Yepyeni, mükemmel bir bölümle geldim. Bu sefer daha hızlı yazıp, 6.bölümle arasına mesafe koymayıp hemen yazdım.  Söyleyeceklerim bu kadar. Bölüm sonunda görüşmek üzere.

Hadi kalbinin yolunu bulmak için bölüme>3

Keyifli okumalar.

-

“Aslı keşke sende gelseydin ya. Çok eğlenecektik.” dedi Yağmur oldukça üzgün sesiyle.

“Bunu bende isterdim ama şu gereksiz ders yüzünden... Her neyse ya size iyi eğlenceler.” dedim bıkkın ses tonumla. Yağmur bana sıkıca sarılıp üzgün ses tonu arasında gülerek,

“Sana da iyi eğlenceler.” dedi anlamadığım cümlesini kurarken.

“Ne?” gibi bir fısıltı çıktı dudaklarımın arasından. Ne alaka ya? Anlamadım. Kendimi Yağmurʼun kolları arasından çektim. Yüzüne bir aptal gibi baktım.

“O zaman görüşürüz. Babam seni almaya gelecektir.” Sağ elini havaya kaldırdığında bende aynı şekilde elimi havaya kaldırıp vedalaştım. Okuldaki herkes burayı terk ederken, ben burada, Ömer Hocayla ders işleyecektim. Adalet mi bu! Şuan benimde onlarla eğlenmeye gitmem gerekirdi.

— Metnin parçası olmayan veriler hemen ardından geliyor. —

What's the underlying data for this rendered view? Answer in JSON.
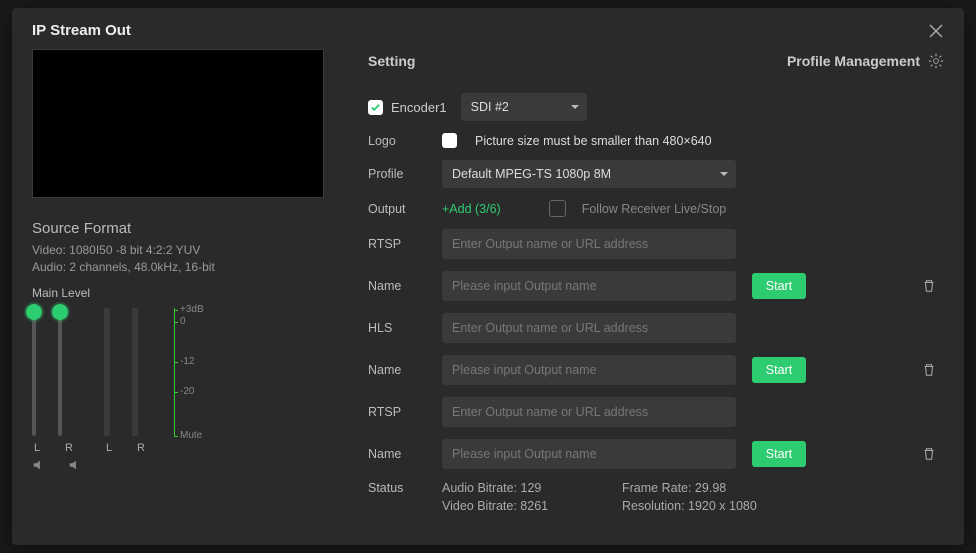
{
  "title": "IP Stream Out",
  "left": {
    "source_format_title": "Source Format",
    "video_line": "Video: 1080I50 -8 bit 4:2:2 YUV",
    "audio_line": "Audio: 2 channels, 48.0kHz, 16-bit",
    "main_level": "Main Level",
    "db_labels": {
      "top1": "+3dB",
      "top2": "0",
      "mid": "-12",
      "low": "-20",
      "mute": "Mute"
    },
    "L": "L",
    "R": "R"
  },
  "right": {
    "setting": "Setting",
    "profile_mgmt": "Profile Management",
    "encoder_label": "Encoder1",
    "encoder_source": "SDI #2",
    "logo_label": "Logo",
    "logo_hint": "Picture size must be smaller than 480×640",
    "profile_label": "Profile",
    "profile_value": "Default MPEG-TS 1080p 8M",
    "output_label": "Output",
    "add_link": "+Add (3/6)",
    "follow_label": "Follow Receiver Live/Stop",
    "url_placeholder": "Enter Output name or URL address",
    "name_placeholder": "Please input Output name",
    "name_label": "Name",
    "rtsp_label": "RTSP",
    "hls_label": "HLS",
    "start": "Start",
    "status_label": "Status",
    "status": {
      "audio_bitrate": "Audio Bitrate: 129",
      "video_bitrate": "Video Bitrate: 8261",
      "frame_rate": "Frame Rate: 29.98",
      "resolution": "Resolution: 1920 x 1080"
    }
  }
}
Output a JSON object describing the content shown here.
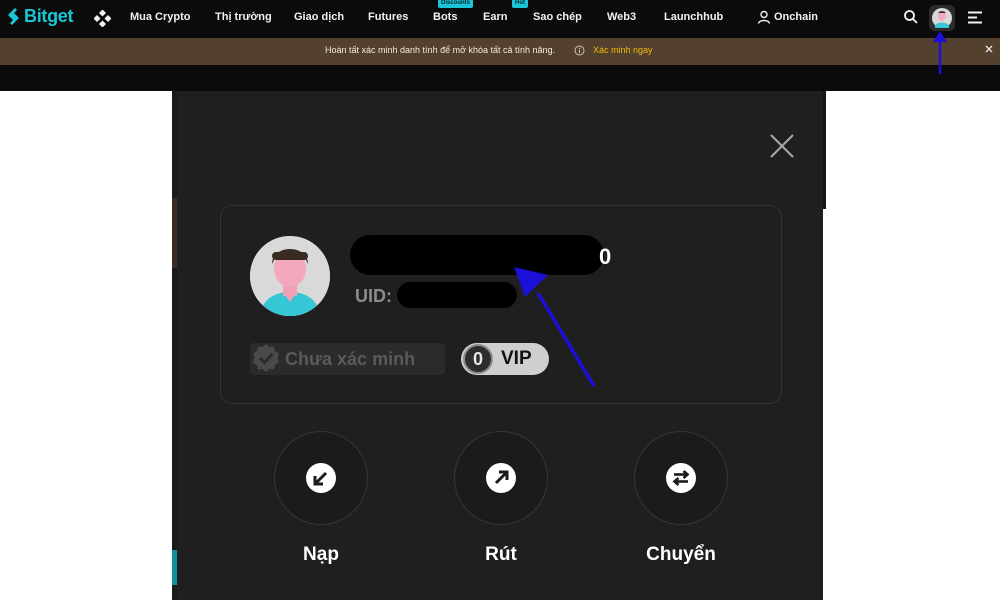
{
  "brand": {
    "name": "Bitget",
    "accent_color": "#19c5d6"
  },
  "topnav": {
    "menu_icon": "grid-diamond-icon",
    "items": [
      {
        "label": "Mua Crypto",
        "badge": ""
      },
      {
        "label": "Thị trường",
        "badge": ""
      },
      {
        "label": "Giao dịch",
        "badge": ""
      },
      {
        "label": "Futures",
        "badge": ""
      },
      {
        "label": "Bots",
        "badge": "Discounts"
      },
      {
        "label": "Earn",
        "badge": "Hot"
      },
      {
        "label": "Sao chép",
        "badge": ""
      },
      {
        "label": "Web3",
        "badge": ""
      },
      {
        "label": "Launchhub",
        "badge": ""
      },
      {
        "label": "Onchain",
        "badge": ""
      }
    ],
    "right_icons": [
      "search-icon",
      "user-avatar",
      "hamburger-menu-icon"
    ]
  },
  "notice": {
    "text": "Hoàn tất xác minh danh tính để mở khóa tất cả tính năng.",
    "link": "Xác minh ngay",
    "background": "#54402f",
    "link_color": "#f0b90b"
  },
  "profile_popup": {
    "name_suffix": "0",
    "uid_label": "UID:",
    "verification_status": "Chưa xác minh",
    "vip_level": "0",
    "vip_label": "VIP",
    "actions": [
      {
        "label": "Nạp",
        "icon": "deposit-arrow-icon"
      },
      {
        "label": "Rút",
        "icon": "withdraw-arrow-icon"
      },
      {
        "label": "Chuyển",
        "icon": "transfer-icon"
      }
    ],
    "close_icon": "close-icon"
  },
  "annotation_color": "#1a10d8"
}
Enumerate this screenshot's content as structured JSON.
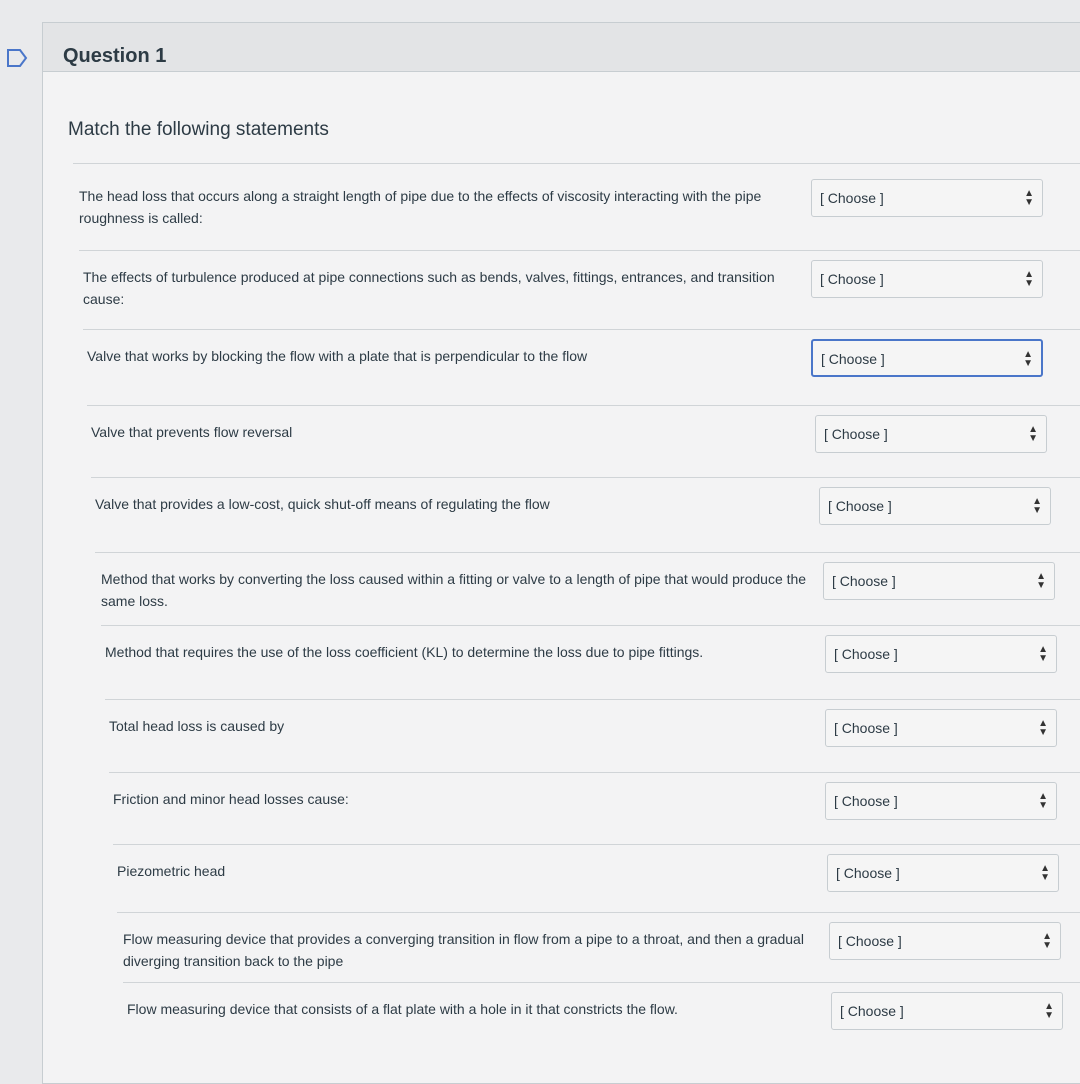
{
  "question": {
    "title": "Question 1",
    "prompt": "Match the following statements"
  },
  "select_placeholder": "[ Choose ]",
  "items": [
    {
      "text": "The head loss that occurs along a straight length of pipe due to the effects of viscosity interacting with the pipe roughness is called:",
      "selected": "[ Choose ]"
    },
    {
      "text": "The effects of turbulence produced at pipe connections such as bends, valves, fittings, entrances, and transition cause:",
      "selected": "[ Choose ]"
    },
    {
      "text": "Valve that works by blocking the flow with a plate that is perpendicular to the flow",
      "selected": "[ Choose ]"
    },
    {
      "text": "Valve that prevents flow reversal",
      "selected": "[ Choose ]"
    },
    {
      "text": "Valve that provides a low-cost, quick shut-off means of regulating the flow",
      "selected": "[ Choose ]"
    },
    {
      "text": "Method that works by converting the loss caused within a fitting or valve to a length of pipe that would produce the same loss.",
      "selected": "[ Choose ]"
    },
    {
      "text": "Method that requires the use of the loss coefficient (KL) to determine the loss due to pipe fittings.",
      "selected": "[ Choose ]"
    },
    {
      "text": "Total head loss is caused by",
      "selected": "[ Choose ]"
    },
    {
      "text": "Friction and minor head losses cause:",
      "selected": "[ Choose ]"
    },
    {
      "text": "Piezometric head",
      "selected": "[ Choose ]"
    },
    {
      "text": "Flow measuring device that provides a converging transition in flow from a pipe to a throat, and then a gradual diverging transition back to the pipe",
      "selected": "[ Choose ]"
    },
    {
      "text": "Flow measuring device that consists of a flat plate with a hole in it that constricts the flow.",
      "selected": "[ Choose ]"
    }
  ],
  "icons": {
    "flag": "flag-outline-icon",
    "select_arrow": "updown-arrows-icon"
  },
  "colors": {
    "focus": "#4a76c9",
    "text": "#2d3b45"
  }
}
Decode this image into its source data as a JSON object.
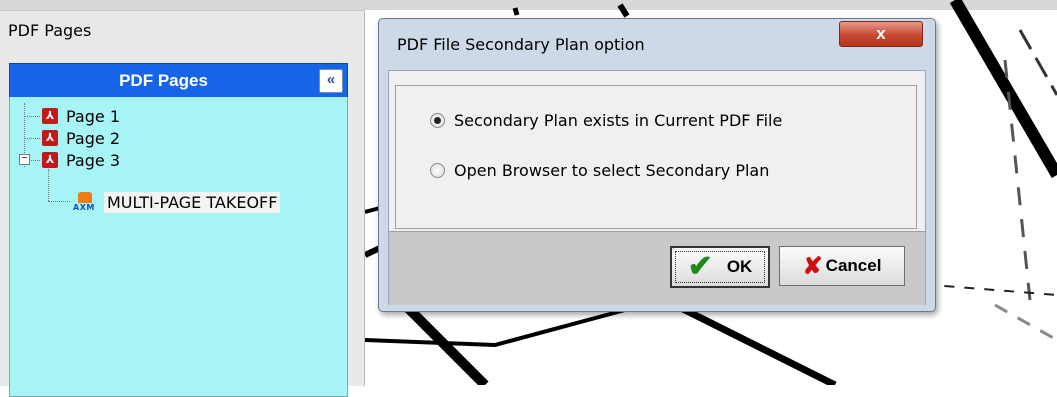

Yağmur,Nazlı, Mehmet, Okay, Arda ve Özlem bir kafe'ye gidip vakit geçirecek eğlenecekler ben ise, burada edebiyat dersi işleyecektim. Şimdi Özlem, Ardaʼnın yanına oturur benim dedikodumu yapar. Kahretsin! Arkalarından bakakaldım olduğum yerde. 45 dakika ben burada ne yapacağım ya? Ne?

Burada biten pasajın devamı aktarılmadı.